Mattapan was originally settled by Neponset Native Americans. In their language, “Mattapan” means “a good setting down place” and refers to where they would pull their canoes out of the Neponset River.
Although it is now considered to be a separate neighborhood, it was originally part of Dorchester until that town was annexed by the City of Boston in 1870. Today Mattappan is considered to be west of Dorcheser, south of Roxbury, east or Roslindale and Hyde Park, and north of Milton.
In the late 19th Century, Mattapan like so many of the annexed Boston suburbs, grew rapidly due to it being linked to downtown Boston by streetcars and rail lines. One of the early links from Mattapan to the city opened in December 1847 as the Dorchester and Milton Branch Railroad. Today in addition to buses, Mattapan is linked to Boston by the Ashmont- Mattapan trolley line and Commuter Rail..

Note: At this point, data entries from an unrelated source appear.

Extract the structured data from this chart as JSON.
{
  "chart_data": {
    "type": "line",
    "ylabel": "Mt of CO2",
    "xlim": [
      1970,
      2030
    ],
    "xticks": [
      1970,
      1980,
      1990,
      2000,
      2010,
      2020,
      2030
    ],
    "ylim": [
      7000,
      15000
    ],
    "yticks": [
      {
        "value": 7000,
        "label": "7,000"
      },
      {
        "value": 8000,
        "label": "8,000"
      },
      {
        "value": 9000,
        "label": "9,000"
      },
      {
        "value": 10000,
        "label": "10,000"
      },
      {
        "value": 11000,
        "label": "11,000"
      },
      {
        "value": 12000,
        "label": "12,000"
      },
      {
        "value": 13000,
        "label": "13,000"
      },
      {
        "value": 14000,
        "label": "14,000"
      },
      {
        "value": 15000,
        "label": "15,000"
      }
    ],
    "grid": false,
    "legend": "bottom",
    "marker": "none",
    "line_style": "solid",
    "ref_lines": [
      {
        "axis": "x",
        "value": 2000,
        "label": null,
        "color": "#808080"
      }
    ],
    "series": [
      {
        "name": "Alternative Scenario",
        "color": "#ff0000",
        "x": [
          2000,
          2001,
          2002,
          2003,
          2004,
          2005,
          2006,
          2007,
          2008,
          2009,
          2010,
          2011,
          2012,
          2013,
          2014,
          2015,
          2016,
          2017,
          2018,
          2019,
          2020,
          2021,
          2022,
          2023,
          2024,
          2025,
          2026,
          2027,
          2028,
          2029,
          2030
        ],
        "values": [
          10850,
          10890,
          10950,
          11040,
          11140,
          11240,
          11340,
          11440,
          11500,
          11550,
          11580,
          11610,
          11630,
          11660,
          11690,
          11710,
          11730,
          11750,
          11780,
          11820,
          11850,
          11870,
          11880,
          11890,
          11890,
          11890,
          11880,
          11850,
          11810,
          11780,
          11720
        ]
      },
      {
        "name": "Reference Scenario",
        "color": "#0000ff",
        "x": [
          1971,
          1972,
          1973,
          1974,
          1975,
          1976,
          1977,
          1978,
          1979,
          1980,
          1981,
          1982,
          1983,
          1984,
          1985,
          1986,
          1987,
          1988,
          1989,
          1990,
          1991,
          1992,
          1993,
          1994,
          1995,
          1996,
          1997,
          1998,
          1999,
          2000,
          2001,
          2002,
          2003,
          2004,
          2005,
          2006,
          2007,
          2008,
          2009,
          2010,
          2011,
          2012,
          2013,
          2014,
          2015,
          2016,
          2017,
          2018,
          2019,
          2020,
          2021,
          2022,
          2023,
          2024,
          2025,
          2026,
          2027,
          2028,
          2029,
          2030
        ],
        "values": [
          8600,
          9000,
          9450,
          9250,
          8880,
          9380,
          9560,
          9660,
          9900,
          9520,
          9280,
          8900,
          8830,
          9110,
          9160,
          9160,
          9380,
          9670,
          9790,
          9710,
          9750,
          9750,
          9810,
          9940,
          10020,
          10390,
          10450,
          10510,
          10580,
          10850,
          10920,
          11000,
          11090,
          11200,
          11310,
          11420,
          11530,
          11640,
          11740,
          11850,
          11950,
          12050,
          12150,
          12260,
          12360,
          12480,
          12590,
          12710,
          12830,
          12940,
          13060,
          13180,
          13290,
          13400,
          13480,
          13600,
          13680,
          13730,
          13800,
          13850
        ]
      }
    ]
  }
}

In the 1950s a large number of Jews lived in Mattapan, but the neighborhood started to shift from a middle class to a working class enclave.
In the 1960s, several banks decided to accommodate a growing Black population in Boston with two techniques. Redlining is drawing maps with drawn areas within which mortgage discrimination was practiced. Blockbusting was selling to Blacks on an all White block to prompt other Whites to sell at a panic discount while incoming Blacks paid more. The result was that in a few short years in the late 1960s and early 70s, Whites fled to the suburbs and Mattapan became a primarily Black neighborhood.

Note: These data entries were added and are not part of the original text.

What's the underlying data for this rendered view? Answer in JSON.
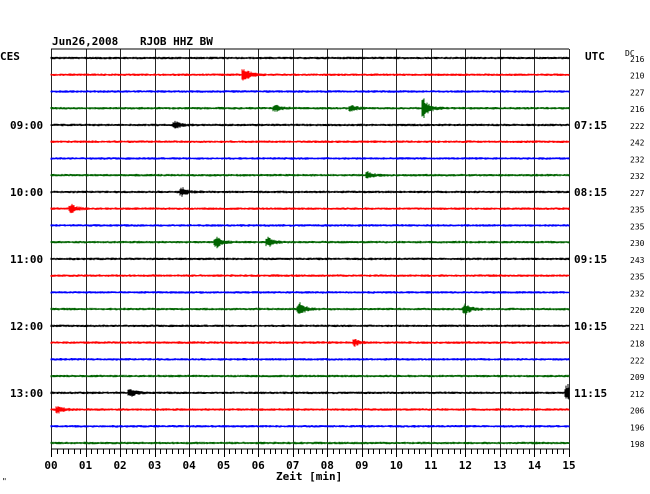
{
  "header": {
    "date": "Jun26,2008",
    "station": "RJOB HHZ BW",
    "left_tz": "CES",
    "right_tz": "UTC",
    "dc_label": "DC",
    "corner_mark": "\""
  },
  "chart_data": {
    "type": "line",
    "title": "Jun26,2008 RJOB HHZ BW",
    "xlabel": "Zeit [min]",
    "xlim": [
      0,
      15
    ],
    "x_ticks": [
      "00",
      "01",
      "02",
      "03",
      "04",
      "05",
      "06",
      "07",
      "08",
      "09",
      "10",
      "11",
      "12",
      "13",
      "14",
      "15"
    ],
    "grid": true,
    "trace_colors": [
      "#000000",
      "#ff0000",
      "#0000ff",
      "#006400"
    ],
    "left_hour_labels": [
      "09:00",
      "10:00",
      "11:00",
      "12:00",
      "13:00"
    ],
    "right_hour_labels": [
      "07:15",
      "08:15",
      "09:15",
      "10:15",
      "11:15"
    ],
    "dc_values": [
      "216",
      "210",
      "227",
      "216",
      "222",
      "242",
      "232",
      "232",
      "227",
      "235",
      "235",
      "230",
      "243",
      "235",
      "232",
      "220",
      "221",
      "218",
      "222",
      "209",
      "212",
      "206",
      "196",
      "198"
    ],
    "events": [
      {
        "trace": 1,
        "minute": 5.6,
        "amplitude": 7
      },
      {
        "trace": 3,
        "minute": 10.8,
        "amplitude": 11
      },
      {
        "trace": 3,
        "minute": 6.5,
        "amplitude": 3
      },
      {
        "trace": 3,
        "minute": 8.7,
        "amplitude": 3
      },
      {
        "trace": 4,
        "minute": 3.6,
        "amplitude": 4
      },
      {
        "trace": 7,
        "minute": 9.2,
        "amplitude": 3
      },
      {
        "trace": 8,
        "minute": 3.8,
        "amplitude": 4
      },
      {
        "trace": 9,
        "minute": 0.6,
        "amplitude": 4
      },
      {
        "trace": 11,
        "minute": 4.8,
        "amplitude": 5
      },
      {
        "trace": 11,
        "minute": 6.3,
        "amplitude": 5
      },
      {
        "trace": 15,
        "minute": 7.2,
        "amplitude": 7
      },
      {
        "trace": 15,
        "minute": 12.0,
        "amplitude": 5
      },
      {
        "trace": 17,
        "minute": 8.8,
        "amplitude": 3
      },
      {
        "trace": 20,
        "minute": 2.3,
        "amplitude": 4
      },
      {
        "trace": 20,
        "minute": 14.95,
        "amplitude": 9
      },
      {
        "trace": 21,
        "minute": 0.2,
        "amplitude": 4
      }
    ]
  }
}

Today, the area is going through a change again as Caribbean Blacks are replacing African Americans. Mattapan now has the largest Haitian population of any community in Massachusetts.
The commercial center of Mattapan is along Blue Hill Avenue and at Mattapan Square, where Blue Hill Avenue, River Street, and Cummins Highway meet. This is where many of the banks, restaurants, and retail shopping can be found.
A highlight of the community is the new Mattapan Branch of the Boston Public Library which opened in 2009, at a cost of more than $4 million.
Mattapan has a population of 38,000 in an area of less than four square miles. The community is 77% Black, 10% Latino, 4% White, with less than 2% Asian and other races. The median age is 27 for men, 32 for women. 31% of the people living there are in families of married couples, while 28% are single mother households compared to less than 8% for Massachusetts as a whole. Less than half the people in Mattapan were born in Massachusetts, compared to 2/3 for the state as a whole. In Mattapan 30% of the residents are foreign born.
Only one in four residents has a four year degree. Just 5.9% of the population works in management, less than half for the state as a whole. Exactly the opposite is true with service occupations 24% work in service industries here, double the state’s average. When it comes to work in computer based occupations only 1.3% work in this field here, about a quarter of the numbers compared to the state as a whole.
Although there are fewer cars per household here compared to Massachusetts as a whole, half the workers drive to work. More than a third take public transportation.
Predominantly residential, most housing stock in Mattapan was built before 1950. A full third of all units were built before 1939. Mattapan has a mix of public housing, small apartment buildings, single family houses, two family homes, and triple deckers, three family homes, although some of these joined under a single roof to make six family residences. Most of the apartments in Mattapan have 4-5 rooms. The most common rental available is a 2 bedroom apartment. Half the renters moved to Mattapan after 1996. The median rent in Mattapan is $848 a month. There is no rent control.